Every year, I’m amazed by the talent that descends upon our sleepy little community. And the impact is great. Farmers and small businessman have approached me to ask why we aren’t doing that “Hurricane Camille play” this year. The buzz from friends at church who ask, “Have you seen Alice yet?! It’s amazing!”, or even my own bricklayer father, who may not be the common theatregoer inquiring “What’s this about a Civil War Hamlet? Do they need any help?” To see the uncommon theatregoer being excited about what we do is a pleasure to behold.
Every year we meet new talented actors and actresses. And then there is the joy of seeing actors from previous year’s productions excited to return back to our home, and learning more about them. And then there is the joy of seeing these actors perform karaoke, and then having random people call me at my place of business to make sure they’ll be returning the following week, because they made their night. Endstation, in so many ways, is leaving a lasting impact on our community. And that's a good thing.
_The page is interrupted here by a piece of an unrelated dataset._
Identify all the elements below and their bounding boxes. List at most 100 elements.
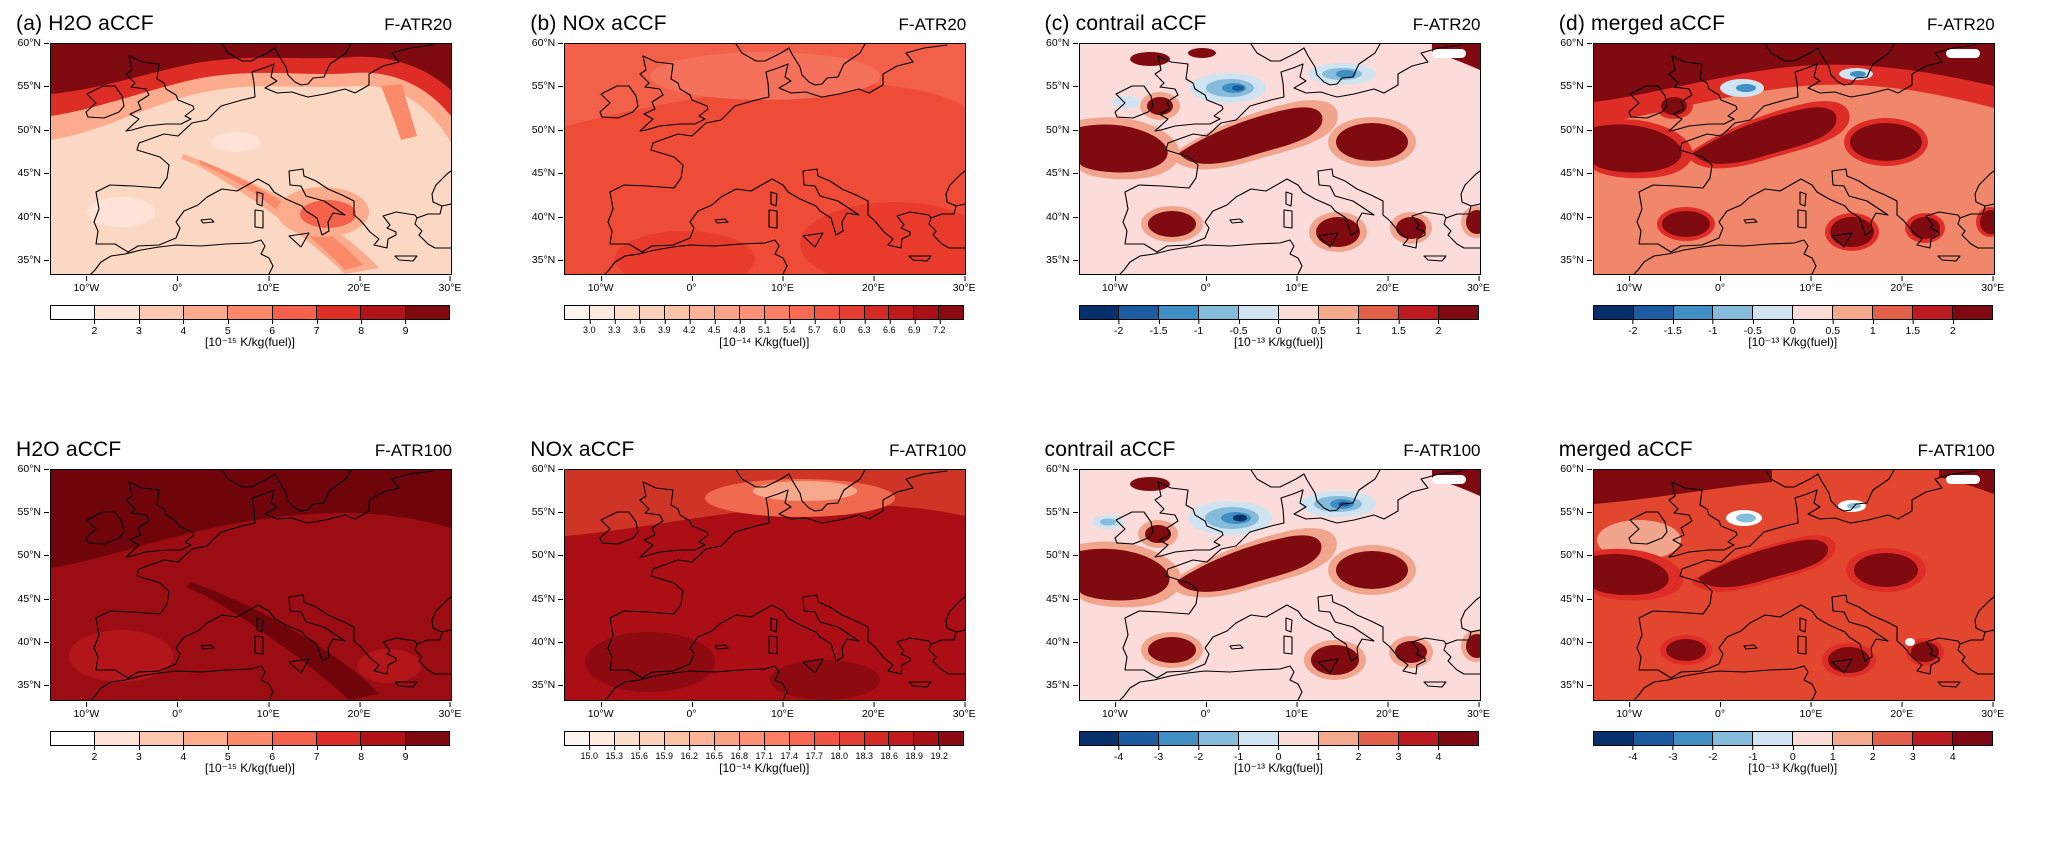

For me, Endstation is now a huge part of my summer. Whether it’s sitting in on the occasional rehearsal, discussing fundraising for this year’s productions, designing posters and printing flyers, or in my case right now, preparing food for a donor appreciation reception, Endstation has become an integral part of my life. And in my case, as I’m sure is the case for the rest of the board, it’s not a pleasure to work for Endstation. It’s an honor. It’s an honor to be part of a team of such amazingly talented professionals who not only bring theatre to a place, but bring a place, OUR place, to theatre. It's an honor to know Endstation and it's an honor, in my own small way, to be part of Endstation.
So that's my blog, as uninteresting as it may be. But hopefully you have a better understanding of us "gray hairs" who meet quarterly (and sometimes more often) to discuss the direction of the company and what we need to do to get a job done. Speaking of jobs to be done, I've gotta run, dessert skewers for tonight’s reception aren’t going to make themselves.